The research leads decided that YouTube data collectors would not watch the videos but would primarily focus data collection on video comments. This proved both prudent and challenging. The pace of data collection would have been significantly slowed if collectors watched each video in detail. Rather, data collectors watched videos for context if necessary and otherwise focused on the comments and characteristics of the commenters.

Taken as a whole, comments were found to be in the vein of gratitude for representation and visibility of the coexistence of people with physical disabilities as sexual beings. Some controversial topics such as sexual surrogacy intersected with these concepts and divided commenters in favor or against such practices. These are initial impressions, however, since data collectors did not code or interpret the data.

Reddit

r/Data Collection

To collect data on Reddit, fellows created new Reddit accounts through school emails and utilized an incognito browser to prevent personal algorithms from interfering in search functions. When setting up their new Reddit accounts fellows were asked about new account demographics in which they selected 18+. Reddit requires new accounts to select three required areas of interest and follow at least one subreddit; these were selected in relation to the scope of the fellows’ specific topic area. With the exception of one fellow, all searches for key terms were done within the Reddit site itself using its search algorithm rather than a third party search. Fellows did not comment or vote on Reddit posts, and did not use their new Reddit account to engage in purposes outside of the fellowship. In order to track and return to posts, fellows either used the ‘save’ function on Reddit, or tracked the post through its unique post ID. As a final requirement, fellows did not request access to private pages; during the first week of data collection some subreddits temporarily went private or ‘dark’ in protest to changes in the Reddit API pricing plan. Fellows did not collect data from pages that went dark during this time, only on pages that had open public access. An application programming interface, or API, was not utilized to conduct searches on Reddit.
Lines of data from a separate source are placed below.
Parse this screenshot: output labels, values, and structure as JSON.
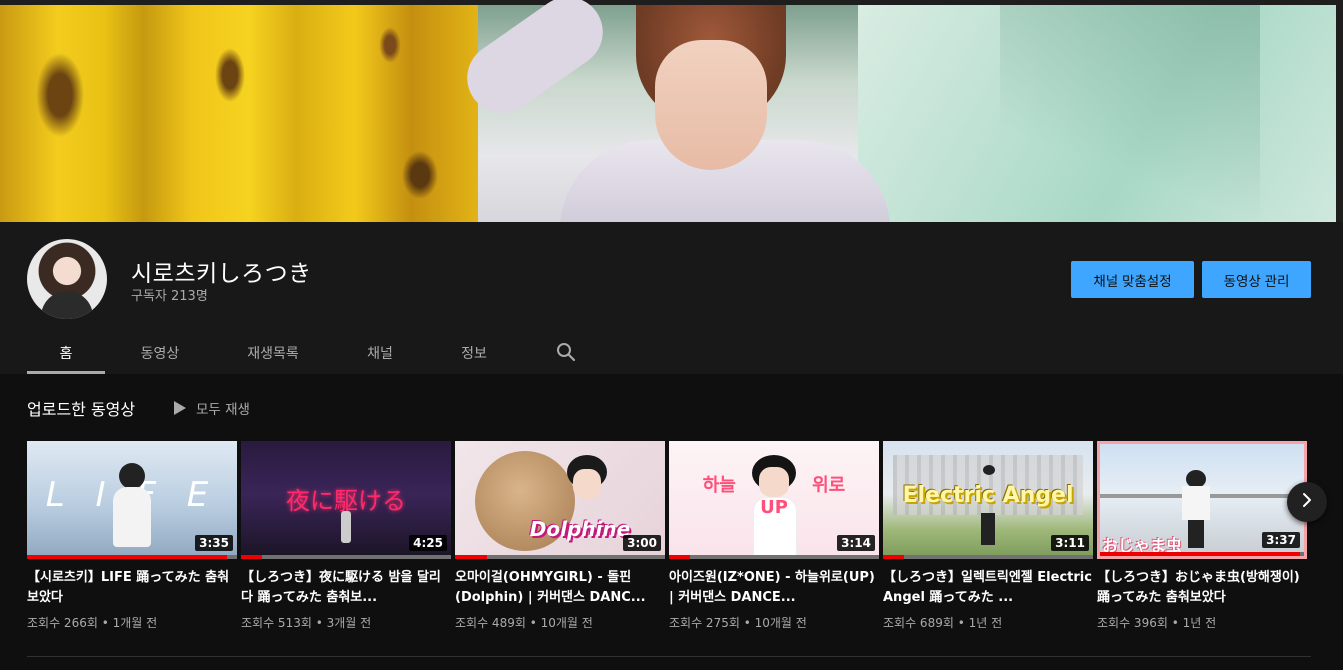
{
  "channel": {
    "name": "시로츠키しろつき",
    "subscribers": "구독자 213명",
    "customize_label": "채널 맞춤설정",
    "manage_label": "동영상 관리"
  },
  "tabs": [
    {
      "label": "홈",
      "active": true
    },
    {
      "label": "동영상",
      "active": false
    },
    {
      "label": "재생목록",
      "active": false
    },
    {
      "label": "채널",
      "active": false
    },
    {
      "label": "정보",
      "active": false
    }
  ],
  "section": {
    "title": "업로드한 동영상",
    "play_all": "모두 재생"
  },
  "videos": [
    {
      "title": "【시로츠키】LIFE 踊ってみた 춤춰보았다",
      "meta": "조회수 266회 • 1개월 전",
      "duration": "3:35",
      "progress": 0.95,
      "thumb_text": "L I F E"
    },
    {
      "title": "【しろつき】夜に駆ける 밤을 달리다 踊ってみた 춤춰보...",
      "meta": "조회수 513회 • 3개월 전",
      "duration": "4:25",
      "progress": 0.1,
      "thumb_text": "夜に駆ける"
    },
    {
      "title": "오마이걸(OHMYGIRL) - 돌핀(Dolphin) | 커버댄스 DANC...",
      "meta": "조회수 489회 • 10개월 전",
      "duration": "3:00",
      "progress": 0.15,
      "thumb_text": "Dolphine"
    },
    {
      "title": "아이즈원(IZ*ONE) - 하늘위로(UP) | 커버댄스 DANCE...",
      "meta": "조회수 275회 • 10개월 전",
      "duration": "3:14",
      "progress": 0.1,
      "thumb_text": "하늘 위로 UP"
    },
    {
      "title": "【しろつき】일렉트릭엔젤 Electric Angel 踊ってみた ...",
      "meta": "조회수 689회 • 1년 전",
      "duration": "3:11",
      "progress": 0.1,
      "thumb_text": "Electric Angel"
    },
    {
      "title": "【しろつき】おじゃま虫(방해쟁이) 踊ってみた 춤춰보았다",
      "meta": "조회수 396회 • 1년 전",
      "duration": "3:37",
      "progress": 0.98,
      "thumb_text": "おじゃま虫"
    }
  ],
  "colors": {
    "accent": "#3ea6ff",
    "progress": "#ee0000",
    "background": "#181818"
  },
  "icons": {
    "search": "search-icon",
    "play": "play-icon",
    "next": "chevron-right-icon"
  }
}
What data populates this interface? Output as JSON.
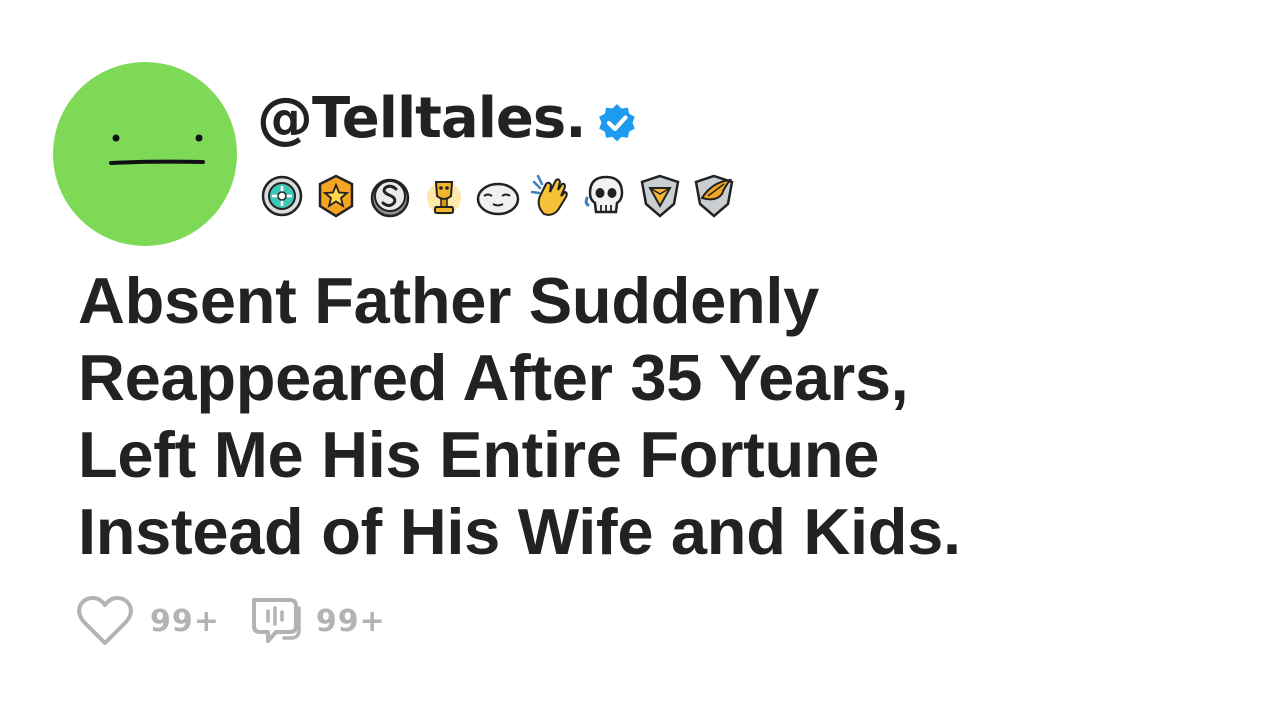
{
  "post": {
    "username": "@Telltales.",
    "verified": true,
    "title_lines": [
      "Absent Father Suddenly",
      "Reappeared After 35 Years,",
      "Left Me His Entire Fortune",
      "Instead of His Wife and Kids."
    ],
    "stats": {
      "likes": "99+",
      "comments": "99+"
    }
  },
  "colors": {
    "avatar": "#7ed957",
    "verified": "#1d9bf0",
    "text": "#222222",
    "stat": "#b3b3b3"
  },
  "icons": {
    "avatar_face": "neutral-face-icon",
    "verified": "verified-check-icon",
    "badges": [
      "gem-badge-icon",
      "star-badge-icon",
      "s-coin-badge-icon",
      "gold-trophy-badge-icon",
      "seal-badge-icon",
      "clapping-hands-badge-icon",
      "laughing-skull-badge-icon",
      "diamond-shield-badge-icon",
      "wing-shield-badge-icon"
    ],
    "like": "heart-icon",
    "comment": "comment-icon"
  }
}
Informed by Proferes et al. (2021), fellows developed a system to track posts, comments, comment thread order, links and/or media from posts as well as the voting structure on original posts, information of subreddits themselves, as well as the required columns including demographic information of poster. The tracking of posts and comments was developed to closely replicate Reddit’s unique nesting structure and capture the most accurate flow of conversation. Fellows curated their recorded comment threads by excluding comments with text assessed as either repetitive or nonsubstantive. In order to maintain the nesting structure in the event of an excluded comment, the comment thread is continued with the next continuous thread number. All Reddit posts were sorted by time on the Reddit page rather than the default setting of ‘popular’ addressing Proferes et al.’s (2021) discussion of Reddit’s inherent structure and algorithm that tends to drive conversational patterns to the most controversial (Shepher, 2020; Proferes et al., 2021).

Actual searching and collection of Reddit data was performed in two different ways, fellows either used the main search bar built into Reddit to pull information from a combination of keywords (topic area term and sexuality term) and then narrowed their scope through the date range for data collection (January 2018 - May 2023) and applicability of material; or they went to topic specific subreddits and searched within the subreddit the combination of key terms. Fellows were encouraged to do both to pull a wide range of information, and find applicable posts outside of subreddit communities. For mega threads fellows reviewed content of comments and recorded based on applicability to scope of research and reduced repetitive comments.

References

References:

Proferes, N., Jones, N., Gilbert, S., Fiesler, C., & Zimmer, M. (2021). Studying Reddit: A Systematic Overview of Disciplines, Approaches, Methods, and Ethics. Social Media + Society, 7(2). https://doi.org/10.1177/20563051211019004

Shepherd R. P. (2020). Gaming Reddit’s algorithm: R/the_donald, amplification, and the rhetoric of sorting. Computers and Composition, 56, 102572.